Такое чрезвычайное состояние психейно-больных не мог не заметить обслуживающий персонал: поэтому сам персонал психовал больше всех. Даже у знаменитого психиатра возникло в голове именно то крайнее возбуждение, как бы некий шиворот-на-выворот, который он именовал, весьма осуждающе, бредом и которое никак не должно было возникать. Одним словом, весь Юродом бредил.
И было с чего. Все разошлись по палатам додумывать и раздумывать, а вернее всего, восчувствовать, чем напрасно у нас пренебрегают и что даже презирают, ввиду отсутствия у многих этого «восчувствования» и умения им пользоваться.
Предположения и догадки о том, кто мог похитить или утаить, или куда-то заложить Рукопись, сбились буквально с ног, перегоняя друг друга в головах у наиболее изобретательных и остроумных из юродомовцев. Самой правдоподобной догадкой представлялась, как всегда, самая маловероятная, а именно та, что Рукопись забрал обратно не кто иной, как сбежавший жилец, т. е. автор романа «Видение Отрекающегося».
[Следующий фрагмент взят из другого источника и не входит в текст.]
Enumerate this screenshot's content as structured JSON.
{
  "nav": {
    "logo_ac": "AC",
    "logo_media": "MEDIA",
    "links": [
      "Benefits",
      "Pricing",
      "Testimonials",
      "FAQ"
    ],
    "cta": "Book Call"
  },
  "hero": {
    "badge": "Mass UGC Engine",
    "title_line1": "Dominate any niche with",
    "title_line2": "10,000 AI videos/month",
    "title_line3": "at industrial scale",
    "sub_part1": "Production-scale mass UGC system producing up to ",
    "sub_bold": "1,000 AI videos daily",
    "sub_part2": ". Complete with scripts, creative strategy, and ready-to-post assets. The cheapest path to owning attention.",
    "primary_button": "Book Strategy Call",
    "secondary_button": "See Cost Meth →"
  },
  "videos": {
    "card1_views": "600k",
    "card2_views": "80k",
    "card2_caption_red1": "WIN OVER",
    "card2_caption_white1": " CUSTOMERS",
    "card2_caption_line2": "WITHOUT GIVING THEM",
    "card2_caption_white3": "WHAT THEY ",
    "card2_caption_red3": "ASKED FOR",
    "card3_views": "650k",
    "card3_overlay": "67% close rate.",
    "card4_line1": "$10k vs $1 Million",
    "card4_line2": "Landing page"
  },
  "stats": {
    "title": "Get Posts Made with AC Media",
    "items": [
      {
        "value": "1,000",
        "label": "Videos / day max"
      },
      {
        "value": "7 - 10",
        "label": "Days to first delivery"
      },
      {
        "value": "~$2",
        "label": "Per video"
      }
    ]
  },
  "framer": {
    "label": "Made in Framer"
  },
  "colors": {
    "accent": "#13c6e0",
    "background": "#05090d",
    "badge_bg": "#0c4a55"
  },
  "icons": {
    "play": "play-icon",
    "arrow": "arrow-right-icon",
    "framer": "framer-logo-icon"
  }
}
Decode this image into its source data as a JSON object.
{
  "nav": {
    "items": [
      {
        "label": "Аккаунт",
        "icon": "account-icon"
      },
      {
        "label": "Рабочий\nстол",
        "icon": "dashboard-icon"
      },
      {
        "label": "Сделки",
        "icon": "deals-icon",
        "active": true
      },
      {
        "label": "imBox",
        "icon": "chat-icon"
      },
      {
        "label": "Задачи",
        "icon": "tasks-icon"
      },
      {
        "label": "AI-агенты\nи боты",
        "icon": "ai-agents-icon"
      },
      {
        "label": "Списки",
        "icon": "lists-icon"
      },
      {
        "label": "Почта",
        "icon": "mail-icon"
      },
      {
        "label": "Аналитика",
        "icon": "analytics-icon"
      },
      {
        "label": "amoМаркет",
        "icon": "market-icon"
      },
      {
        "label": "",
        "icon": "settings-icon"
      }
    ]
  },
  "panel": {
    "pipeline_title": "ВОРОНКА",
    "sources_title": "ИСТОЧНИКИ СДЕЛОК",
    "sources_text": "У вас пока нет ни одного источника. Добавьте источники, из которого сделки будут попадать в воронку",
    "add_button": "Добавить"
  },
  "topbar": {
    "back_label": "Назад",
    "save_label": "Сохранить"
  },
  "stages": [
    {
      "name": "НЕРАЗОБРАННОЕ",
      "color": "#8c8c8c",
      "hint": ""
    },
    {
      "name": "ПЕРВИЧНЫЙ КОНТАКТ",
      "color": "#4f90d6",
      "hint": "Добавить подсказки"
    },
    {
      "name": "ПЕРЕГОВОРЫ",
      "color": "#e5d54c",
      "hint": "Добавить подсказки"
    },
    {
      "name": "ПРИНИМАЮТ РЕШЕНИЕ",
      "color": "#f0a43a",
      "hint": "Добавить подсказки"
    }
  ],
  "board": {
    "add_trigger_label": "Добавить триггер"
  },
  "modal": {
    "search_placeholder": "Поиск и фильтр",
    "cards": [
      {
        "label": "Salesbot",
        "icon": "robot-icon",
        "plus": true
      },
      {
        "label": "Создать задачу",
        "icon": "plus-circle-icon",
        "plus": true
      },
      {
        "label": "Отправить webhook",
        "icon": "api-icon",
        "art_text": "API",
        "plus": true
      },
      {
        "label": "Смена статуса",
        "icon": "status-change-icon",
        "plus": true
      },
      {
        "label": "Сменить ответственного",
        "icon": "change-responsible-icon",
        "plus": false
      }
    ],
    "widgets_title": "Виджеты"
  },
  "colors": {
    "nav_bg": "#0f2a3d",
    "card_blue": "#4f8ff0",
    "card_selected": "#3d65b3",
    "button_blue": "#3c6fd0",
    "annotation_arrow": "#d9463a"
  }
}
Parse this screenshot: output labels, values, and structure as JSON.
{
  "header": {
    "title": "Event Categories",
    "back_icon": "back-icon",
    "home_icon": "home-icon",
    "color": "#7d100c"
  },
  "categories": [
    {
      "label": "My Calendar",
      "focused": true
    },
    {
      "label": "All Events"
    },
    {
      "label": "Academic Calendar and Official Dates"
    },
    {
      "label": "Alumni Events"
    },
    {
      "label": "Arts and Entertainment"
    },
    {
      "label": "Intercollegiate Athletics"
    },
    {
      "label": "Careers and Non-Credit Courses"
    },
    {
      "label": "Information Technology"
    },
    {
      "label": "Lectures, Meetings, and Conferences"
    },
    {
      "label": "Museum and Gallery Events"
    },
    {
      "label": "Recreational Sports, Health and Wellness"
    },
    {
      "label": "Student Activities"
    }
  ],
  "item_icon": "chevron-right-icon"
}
Разгадка последовала той же ночью.
Поздно за полночь внизу запахло гарью, как будто горела бумага и, очевидно, горела уже не мало времени. Многие из психейно-больных поднялись из постелей и как-то, вместе с прибежавшим по случаю запаха псом, Другом, оказались у двери новоприбывшего сменщика. Чад, запах горелой бумаги, шел оттуда, из-за двери. Это подтвердил и Друг, который, мотая головой и чихая, требовательно царапался когтями в дверь психейно-больного художника. Художник дверь не отворял. Тогда двое из самых высоких юродомовцев, пригнувшись, подняли на плечах третьего, легковесного. Тот заглянул сквозь узкое верхнее дверное стекло, защищенное изнутри железными прутьями — и увидел: художник, сидя на скамеечке для ног перед времянкой, сжигал в печи исписанные листы. Сомнения не было: это была она — Рукопись. Дверь пришлось выломать. Однако слишком поздно: Рукопись была уже сожжена. Выхватить из огня успели только отдельные недогоревшие листики. Но почему-то две разрозненных главы романа и еще отрывок какой-то другой главы безумец сохранил. Их нашли у него под матрасом с водяными следами на бумаге: то были следы слез. Он плакал, читая эти страницы, и на время отложил их казнь. Конечно, просто сказать в объяснение: «душа не позволила сжечь». Но тут было нечто более сложное: очевидно, что-то жестокое, даже зверское, в сочетании с умилением.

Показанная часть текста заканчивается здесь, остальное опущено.